Author: Philippe Ayres, MD

Editor: Esteban Davila, MD

 

Case:

A 65-year-old male with a past medical history of hypertension, insulin-dependent diabetes, hyperlipidemia, and coronary artery disease was brought to the ED by EMS as a “STEMI notification”. He reported 5 days of malaise, myalgias, fevers, chills and two days of epigastric and midline pressure-like chest pain and full body pain. The patient’s vital signs were temperature 102.2 F, pulse 125/min, systolic blood pressure 160 mm Hg, respiratory rate 24/min, and pulse oximetry 93% on room air. He received supplemental oxygen, aspirin 324 mg, and nitroglycerin 0.4 mg SL x 2 from EMS. Physical exam was significant for epigastric and suprapubic tenderness. 

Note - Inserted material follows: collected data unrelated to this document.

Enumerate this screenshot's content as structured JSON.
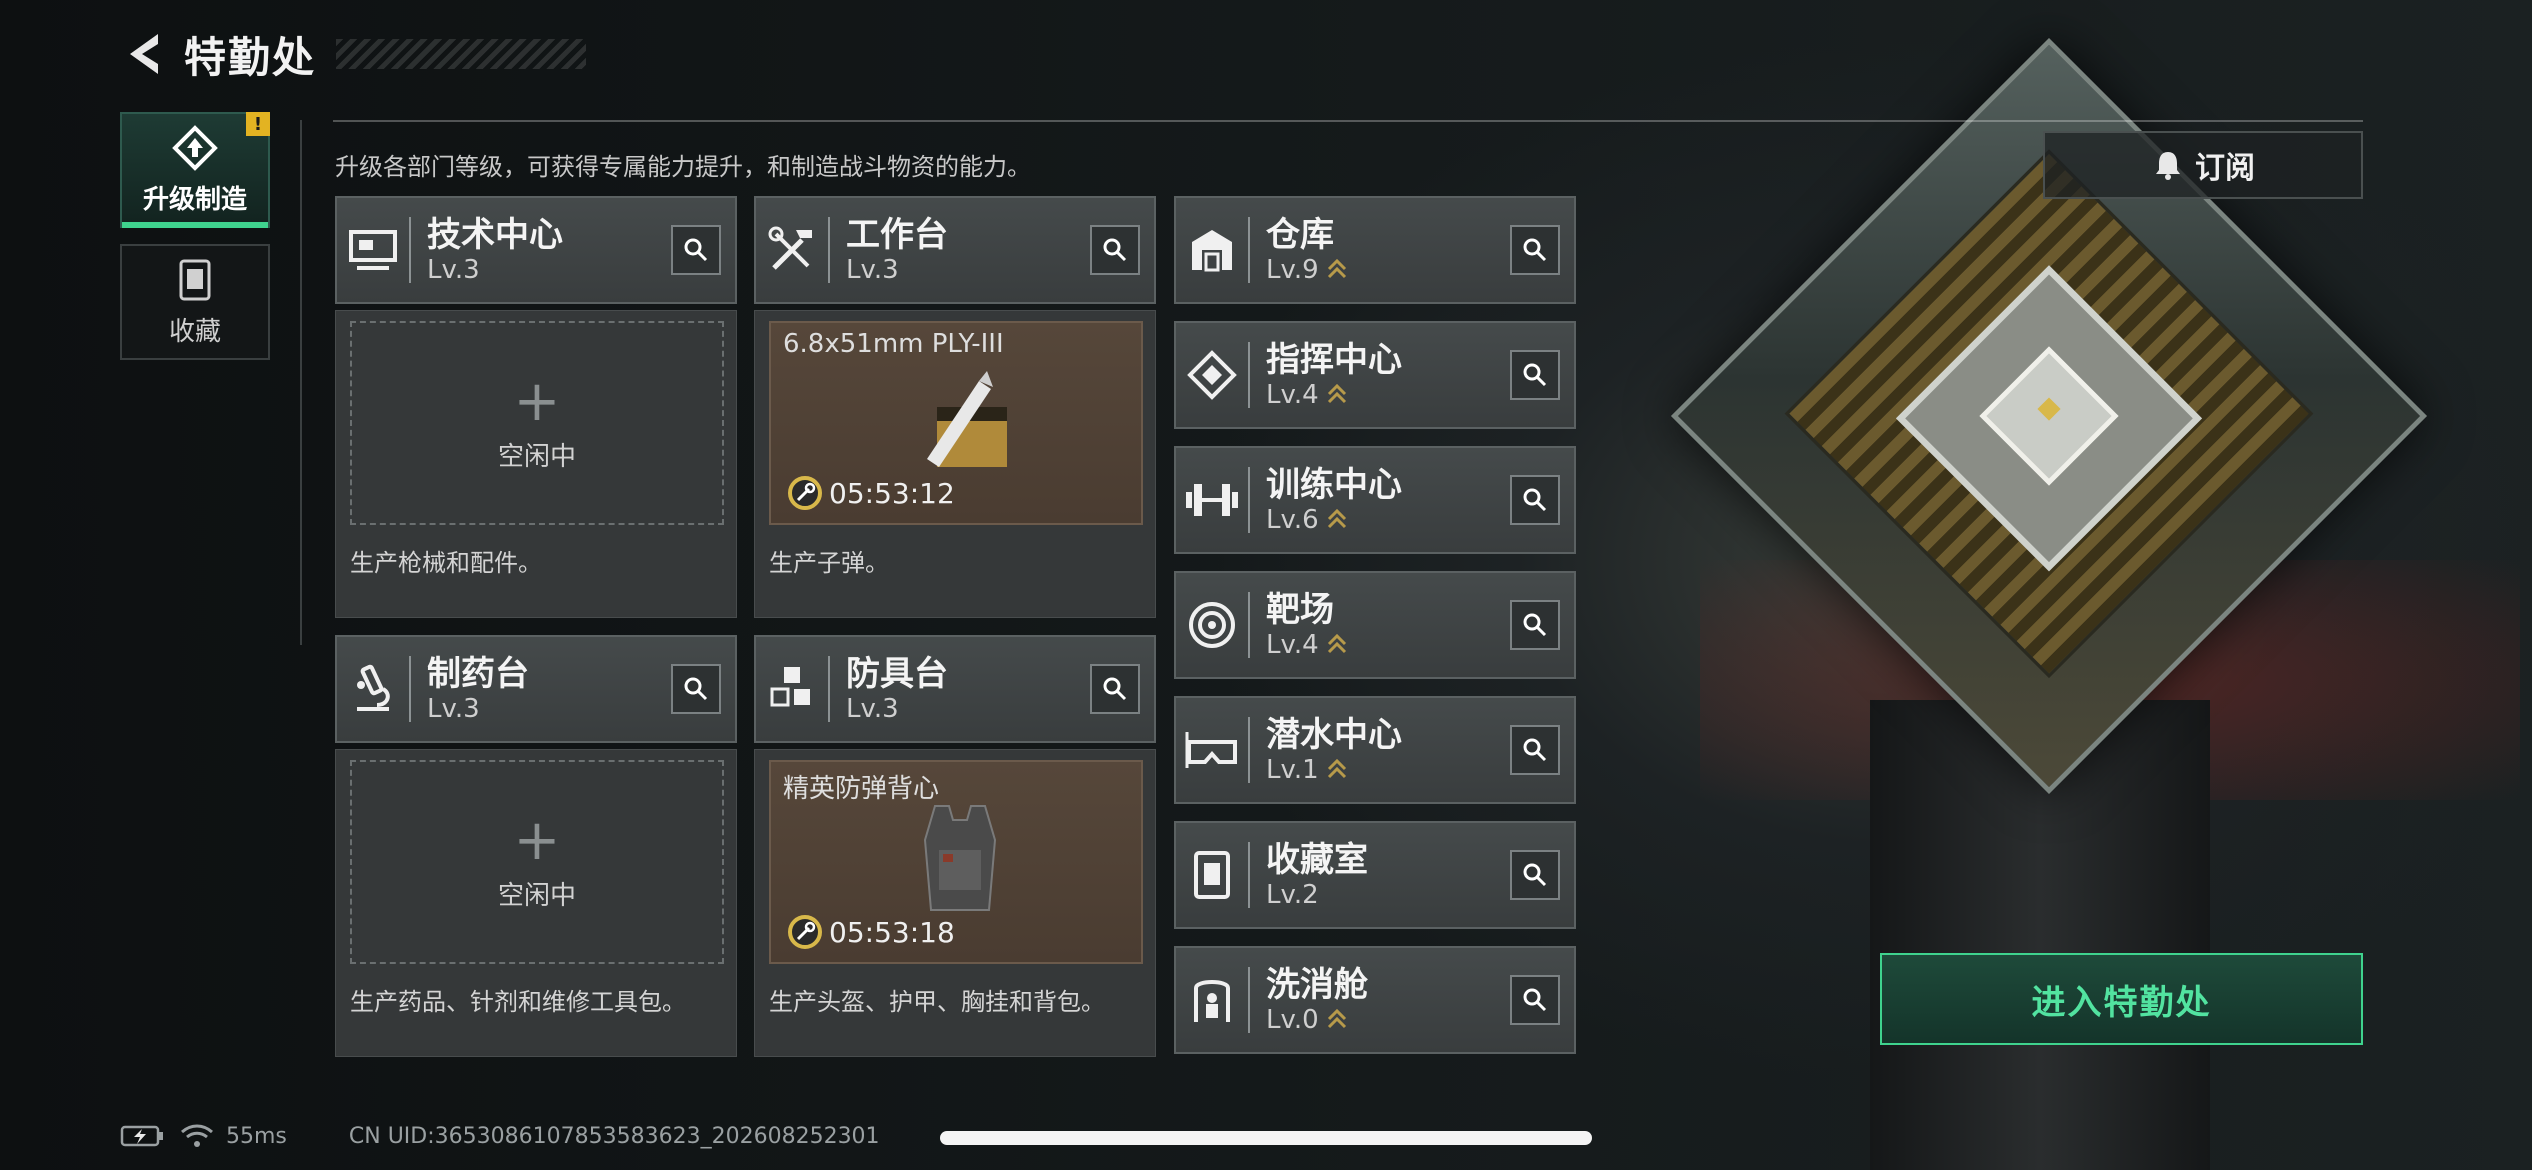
{
  "header": {
    "title": "特勤处"
  },
  "sidebar": {
    "tabs": [
      {
        "label": "升级制造",
        "active": true,
        "alert": "!"
      },
      {
        "label": "收藏",
        "active": false
      }
    ]
  },
  "intro": "升级各部门等级，可获得专属能力提升，和制造战斗物资的能力。",
  "subscribe_label": "订阅",
  "production": [
    {
      "name": "技术中心",
      "level": "Lv.3",
      "icon": "monitor-tech-icon",
      "state": "空闲中",
      "desc": "生产枪械和配件。"
    },
    {
      "name": "工作台",
      "level": "Lv.3",
      "icon": "tools-icon",
      "item": "6.8x51mm PLY-III",
      "timer": "05:53:12",
      "desc": "生产子弹。"
    },
    {
      "name": "制药台",
      "level": "Lv.3",
      "icon": "microscope-icon",
      "state": "空闲中",
      "desc": "生产药品、针剂和维修工具包。"
    },
    {
      "name": "防具台",
      "level": "Lv.3",
      "icon": "cubes-icon",
      "item": "精英防弹背心",
      "timer": "05:53:18",
      "desc": "生产头盔、护甲、胸挂和背包。"
    }
  ],
  "facilities": [
    {
      "name": "仓库",
      "level": "Lv.9",
      "icon": "warehouse-icon"
    },
    {
      "name": "指挥中心",
      "level": "Lv.4",
      "icon": "command-icon"
    },
    {
      "name": "训练中心",
      "level": "Lv.6",
      "icon": "dumbbell-icon"
    },
    {
      "name": "靶场",
      "level": "Lv.4",
      "icon": "target-icon"
    },
    {
      "name": "潜水中心",
      "level": "Lv.1",
      "icon": "dive-mask-icon"
    },
    {
      "name": "收藏室",
      "level": "Lv.2",
      "icon": "collection-icon"
    },
    {
      "name": "洗消舱",
      "level": "Lv.0",
      "icon": "decon-icon"
    }
  ],
  "enter_label": "进入特勤处",
  "status": {
    "ping": "55ms",
    "uid": "CN UID:3653086107853583623_202608252301"
  },
  "colors": {
    "accent": "#3fd38e",
    "alert": "#e3b322",
    "upgrade_chevron": "#b79a4a"
  }
}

The initial ECG had ST-elevation in aVR with diffuse ST-depressions:

Given the history and exam, the ED team canceled the catheterization lab activation and managed the patient as a sepsis case. Initial lab results were significant for troponin 0.29 mmol/L, lactate 2.2 mmol/L, beta-hydroxybutyrate 1.99 mmol/L, anion gap 16, pH 7.4, bicarbonate 18 mmol/L, CO2 29 mm Hg, blood glucose 416 mg/dL and ketonuria. Bedside ultrasonography identified diffuse B-lines over the left lower lung. The patient was treated for sepsis secondary to pneumonia with azithromycin, ceftriaxone, acetaminophen, normal saline 2L bolus, ketorolac, and insulin. There was persistent tachycardia of 111/min. The patient was admitted to medicine for further sepsis management.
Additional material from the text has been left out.